Hadn't heard of Six Days in Fallujah? It is (or was to be) a third-person shooter covering the Second Battle of Fallujah and developed by Atomic Games of Close Combat wargaming fame. I wrote about the game after it was announced a couple weeks ago, wondering whether a game based on any war could be entirely apolitical. As I said then, I was against the war in principle, but that doesn't mean I'm also flatly against the idea of attempting to confront what happened in the form of a "game" — a term to which I'd extend the definition "a virtual environment in which players can safely test hypotheticals." Note that I mean "safe" simply in the sense that a game lets you try, as well as see, and even to varying degrees experience things you couldn't otherwise. In the case of Six Days in Fallujah, it's supposed to involve coming to grips with some of the horrors of war.
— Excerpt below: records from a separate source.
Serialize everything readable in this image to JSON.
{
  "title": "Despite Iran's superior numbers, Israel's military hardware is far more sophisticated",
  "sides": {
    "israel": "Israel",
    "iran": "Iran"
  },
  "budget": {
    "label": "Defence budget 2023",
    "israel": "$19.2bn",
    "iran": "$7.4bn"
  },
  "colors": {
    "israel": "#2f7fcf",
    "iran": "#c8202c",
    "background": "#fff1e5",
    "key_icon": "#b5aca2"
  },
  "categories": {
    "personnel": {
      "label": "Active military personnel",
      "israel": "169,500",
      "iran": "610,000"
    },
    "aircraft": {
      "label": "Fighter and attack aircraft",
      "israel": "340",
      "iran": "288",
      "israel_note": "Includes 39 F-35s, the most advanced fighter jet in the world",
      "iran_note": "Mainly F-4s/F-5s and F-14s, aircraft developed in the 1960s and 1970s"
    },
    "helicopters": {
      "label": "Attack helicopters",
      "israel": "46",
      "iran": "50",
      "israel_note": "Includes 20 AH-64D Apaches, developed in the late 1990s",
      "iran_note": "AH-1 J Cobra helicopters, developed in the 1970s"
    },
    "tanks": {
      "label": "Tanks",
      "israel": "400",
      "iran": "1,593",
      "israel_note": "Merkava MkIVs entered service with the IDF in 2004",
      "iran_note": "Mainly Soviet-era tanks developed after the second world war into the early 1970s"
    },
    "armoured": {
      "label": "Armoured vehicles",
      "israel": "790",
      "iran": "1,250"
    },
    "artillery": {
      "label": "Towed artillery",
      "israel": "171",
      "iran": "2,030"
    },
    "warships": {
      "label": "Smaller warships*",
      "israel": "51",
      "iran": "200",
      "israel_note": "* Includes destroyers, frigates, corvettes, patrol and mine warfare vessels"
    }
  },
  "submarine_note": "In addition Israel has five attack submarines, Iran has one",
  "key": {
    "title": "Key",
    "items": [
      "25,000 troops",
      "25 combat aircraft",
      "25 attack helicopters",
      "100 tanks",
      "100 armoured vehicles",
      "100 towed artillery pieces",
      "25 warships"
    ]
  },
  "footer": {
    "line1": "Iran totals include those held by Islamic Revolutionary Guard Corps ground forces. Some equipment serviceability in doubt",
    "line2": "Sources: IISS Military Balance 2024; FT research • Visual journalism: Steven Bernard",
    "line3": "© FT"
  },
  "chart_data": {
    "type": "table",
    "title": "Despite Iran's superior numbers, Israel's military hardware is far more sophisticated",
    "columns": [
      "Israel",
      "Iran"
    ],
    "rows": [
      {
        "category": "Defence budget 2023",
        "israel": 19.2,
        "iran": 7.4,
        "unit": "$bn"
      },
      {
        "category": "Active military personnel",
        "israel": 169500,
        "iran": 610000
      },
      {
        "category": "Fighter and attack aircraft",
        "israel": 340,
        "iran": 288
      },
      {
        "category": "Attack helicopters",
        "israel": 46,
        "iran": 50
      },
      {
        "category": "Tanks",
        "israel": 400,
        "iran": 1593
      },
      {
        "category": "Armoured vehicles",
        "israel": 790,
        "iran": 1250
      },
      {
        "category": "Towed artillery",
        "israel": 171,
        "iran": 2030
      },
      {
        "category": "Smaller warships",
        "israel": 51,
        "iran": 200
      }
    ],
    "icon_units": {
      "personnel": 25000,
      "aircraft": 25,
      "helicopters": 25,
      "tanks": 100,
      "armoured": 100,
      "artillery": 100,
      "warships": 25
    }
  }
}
Here's the deal. Some of the folks most offended by the notion of a game based on the fighting in Fallujah are Iraq vets and relatives of the battle's victims. It's impossible to grasp what they've been through, and difficult to argue with their position from an emotional standpoint, so I won't. What I will say, is that games deserve a chance to grapple with controversial, politically charged — and yes, even recent — subject matter. Just like any other creative medium, and without special exceptions made for one against another.